I didn’t wake up one day wanting to benchmark SSH clients.
For years I just used Terminal. OpenSSH works. It’s there. It’s fine. Then one project turned into three, staging turned into production plus a side VPS somewhere, and at some point I realized I was relying on shell history as a memory system. That’s usually a bad sign.
That’s when I installed SecureCRT.
SecureCRT Feels Like Infrastructure
The first thing I noticed wasn’t speed or features. It was structure.
The session tree immediately made sense. I could group hosts properly instead of mentally remembering which IP belonged to which client. I set up folders. Added templates. Saved credentials. It felt… organized. Almost boring, in a good way.
There’s something reassuring about software that clearly assumes you’re doing serious work. Logging is reliable. Sessions don’t randomly glitch. If you like scripting your way out of repetition, SecureCRT leans into that mindset.
I once had a long-running session tailing logs during a deployment that lasted hours. SecureCRT didn’t blink. That kind of stability builds quiet trust over time.
It’s not flashy. It doesn’t try to impress you. It just behaves.
And sometimes that’s exactly what you want.
Then I Opened ShellBean on an iPad
ShellBean entered my life because I was experimenting with working more from an iPad. I didn’t expect much. Most SSH apps on tablets feel like “in case of emergency” tools.
But this one surprised me.
Split view actually made sense. I could keep a terminal on one side and documentation or Slack on the other. Dragging a file from local storage to a remote directory didn’t feel like fighting the system. It felt… normal.
At one point I was reviewing logs from the couch, half distracted, and realized I wasn’t annoyed. That sounds minor, but friction usually shows up fast on touch devices. Here it didn’t.
On macOS, ShellBean feels lighter than SecureCRT. Less enterprise. More in line with modern Mac apps. Faster to jump between sessions. Less ceremony.
I didn’t think I cared about that difference. Apparently I do.
About the AI Thing
When I saw the AI feature announcement, I was skeptical.
Terminal apps adding AI often feels like marketing pressure more than user demand.
But I tried it anyway. One evening I needed to check which processes were consuming the most memory on a remote machine. I could have typed the command manually. I’ve done it dozens of times. Instead, I described what I wanted and let it generate the command.
It got it right.
More importantly, I didn’t have to context-switch into “exact syntax recall” mode. That mental shift is small, but noticeable.

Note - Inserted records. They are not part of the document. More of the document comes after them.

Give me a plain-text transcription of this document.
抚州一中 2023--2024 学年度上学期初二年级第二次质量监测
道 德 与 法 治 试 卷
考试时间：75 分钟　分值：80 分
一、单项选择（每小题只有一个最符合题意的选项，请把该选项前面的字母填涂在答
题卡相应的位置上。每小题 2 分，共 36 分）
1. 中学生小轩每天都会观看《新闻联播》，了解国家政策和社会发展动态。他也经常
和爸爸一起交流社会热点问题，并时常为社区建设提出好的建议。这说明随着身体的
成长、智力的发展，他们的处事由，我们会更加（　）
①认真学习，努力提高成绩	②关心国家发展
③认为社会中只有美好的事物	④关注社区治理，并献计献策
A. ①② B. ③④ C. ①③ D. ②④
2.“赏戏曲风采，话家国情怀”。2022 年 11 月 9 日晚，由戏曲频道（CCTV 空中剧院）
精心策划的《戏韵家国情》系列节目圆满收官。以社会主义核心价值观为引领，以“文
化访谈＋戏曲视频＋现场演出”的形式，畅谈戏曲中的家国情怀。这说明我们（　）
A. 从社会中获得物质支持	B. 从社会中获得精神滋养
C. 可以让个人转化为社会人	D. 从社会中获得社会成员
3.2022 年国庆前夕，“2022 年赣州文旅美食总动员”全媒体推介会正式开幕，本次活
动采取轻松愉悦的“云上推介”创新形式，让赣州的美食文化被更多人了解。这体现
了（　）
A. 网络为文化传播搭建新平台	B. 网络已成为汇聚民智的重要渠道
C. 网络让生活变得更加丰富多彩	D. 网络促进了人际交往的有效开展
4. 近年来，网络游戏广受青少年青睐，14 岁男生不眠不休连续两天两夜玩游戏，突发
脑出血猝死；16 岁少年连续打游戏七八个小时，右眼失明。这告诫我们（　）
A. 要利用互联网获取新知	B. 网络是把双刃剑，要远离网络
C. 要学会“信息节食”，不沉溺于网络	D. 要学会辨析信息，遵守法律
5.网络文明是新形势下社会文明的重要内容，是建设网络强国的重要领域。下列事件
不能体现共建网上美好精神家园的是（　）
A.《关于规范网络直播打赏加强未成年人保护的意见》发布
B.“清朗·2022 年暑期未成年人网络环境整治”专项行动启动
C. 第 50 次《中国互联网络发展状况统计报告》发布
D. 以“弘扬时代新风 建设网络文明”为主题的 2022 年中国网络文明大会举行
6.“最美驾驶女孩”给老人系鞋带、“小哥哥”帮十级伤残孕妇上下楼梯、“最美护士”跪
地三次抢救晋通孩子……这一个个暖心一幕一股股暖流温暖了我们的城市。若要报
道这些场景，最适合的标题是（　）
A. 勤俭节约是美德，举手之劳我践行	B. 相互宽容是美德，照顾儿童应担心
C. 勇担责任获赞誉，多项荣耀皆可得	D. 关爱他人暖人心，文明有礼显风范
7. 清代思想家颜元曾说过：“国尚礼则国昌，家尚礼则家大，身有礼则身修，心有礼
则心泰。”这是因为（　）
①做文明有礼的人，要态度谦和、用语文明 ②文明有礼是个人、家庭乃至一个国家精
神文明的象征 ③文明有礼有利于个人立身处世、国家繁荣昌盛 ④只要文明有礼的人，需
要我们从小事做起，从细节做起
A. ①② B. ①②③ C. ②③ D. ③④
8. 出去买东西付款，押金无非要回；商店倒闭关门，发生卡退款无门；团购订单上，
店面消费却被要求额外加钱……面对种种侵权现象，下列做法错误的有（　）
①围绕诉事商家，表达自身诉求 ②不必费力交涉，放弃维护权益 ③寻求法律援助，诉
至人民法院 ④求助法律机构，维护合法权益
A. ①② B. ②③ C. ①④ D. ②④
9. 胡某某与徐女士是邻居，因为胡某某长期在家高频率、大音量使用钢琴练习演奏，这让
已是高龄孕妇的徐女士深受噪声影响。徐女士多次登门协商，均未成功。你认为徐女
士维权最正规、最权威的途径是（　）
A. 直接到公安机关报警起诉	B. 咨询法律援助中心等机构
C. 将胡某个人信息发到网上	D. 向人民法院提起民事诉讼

You can plug in your own model backend too, including MCP-compatible services. I appreciate that it’s not locked into some opaque black box. It feels more like a layer you control rather than a chatbot bolted on top.

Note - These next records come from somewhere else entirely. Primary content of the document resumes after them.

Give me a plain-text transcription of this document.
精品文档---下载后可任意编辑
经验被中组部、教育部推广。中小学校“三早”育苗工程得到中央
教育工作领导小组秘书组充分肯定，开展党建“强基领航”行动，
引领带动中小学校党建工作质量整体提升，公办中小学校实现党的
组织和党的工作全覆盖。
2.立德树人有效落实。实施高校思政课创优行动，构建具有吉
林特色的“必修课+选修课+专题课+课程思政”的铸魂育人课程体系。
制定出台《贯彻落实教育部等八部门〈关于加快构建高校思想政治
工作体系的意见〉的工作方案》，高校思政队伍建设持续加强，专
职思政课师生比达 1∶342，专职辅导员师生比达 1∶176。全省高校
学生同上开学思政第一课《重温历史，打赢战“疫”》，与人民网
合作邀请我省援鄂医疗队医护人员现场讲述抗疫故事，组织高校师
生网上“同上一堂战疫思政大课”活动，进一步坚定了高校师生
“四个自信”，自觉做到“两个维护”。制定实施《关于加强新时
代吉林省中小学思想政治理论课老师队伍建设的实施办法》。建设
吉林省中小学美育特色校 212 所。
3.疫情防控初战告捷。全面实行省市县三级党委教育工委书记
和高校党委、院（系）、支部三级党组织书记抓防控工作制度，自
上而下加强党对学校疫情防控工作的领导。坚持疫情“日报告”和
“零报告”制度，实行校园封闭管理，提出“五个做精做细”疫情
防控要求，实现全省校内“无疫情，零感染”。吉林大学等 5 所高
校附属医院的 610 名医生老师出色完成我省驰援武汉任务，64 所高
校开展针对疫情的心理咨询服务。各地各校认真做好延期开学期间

Do I rely on it daily? No.
Do I ignore it? Also no.
It’s there when I’m tired or moving fast. That’s probably its real value.
Different Assumptions
The more I used both tools, the more I realized they assume different things about you.
SecureCRT assumes you want control, structure, and repeatability. It’s built for environments where predictability matters more than aesthetics.
ShellBean assumes you move between devices. That you might be on a Mac in the morning and an iPad in the evening. That sometimes you don’t want to remember the exact flag for a command.
Neither assumption is wrong. They just describe different working styles.
Maybe the real difference isn’t the feature list. Maybe it’s whether your SSH workflow feels like infrastructure management or just another part of your development day.
Where I Am Now
If I were running a large production fleet full-time, I’d probably default to SecureCRT. It feels like the safer long-term anchor.
But in my current setup — a mix of development, occasional server maintenance, and a growing habit of using an iPad more seriously — ShellBean fits more naturally.
That might say more about how I work than about the tools themselves.
And honestly, that’s probably the point.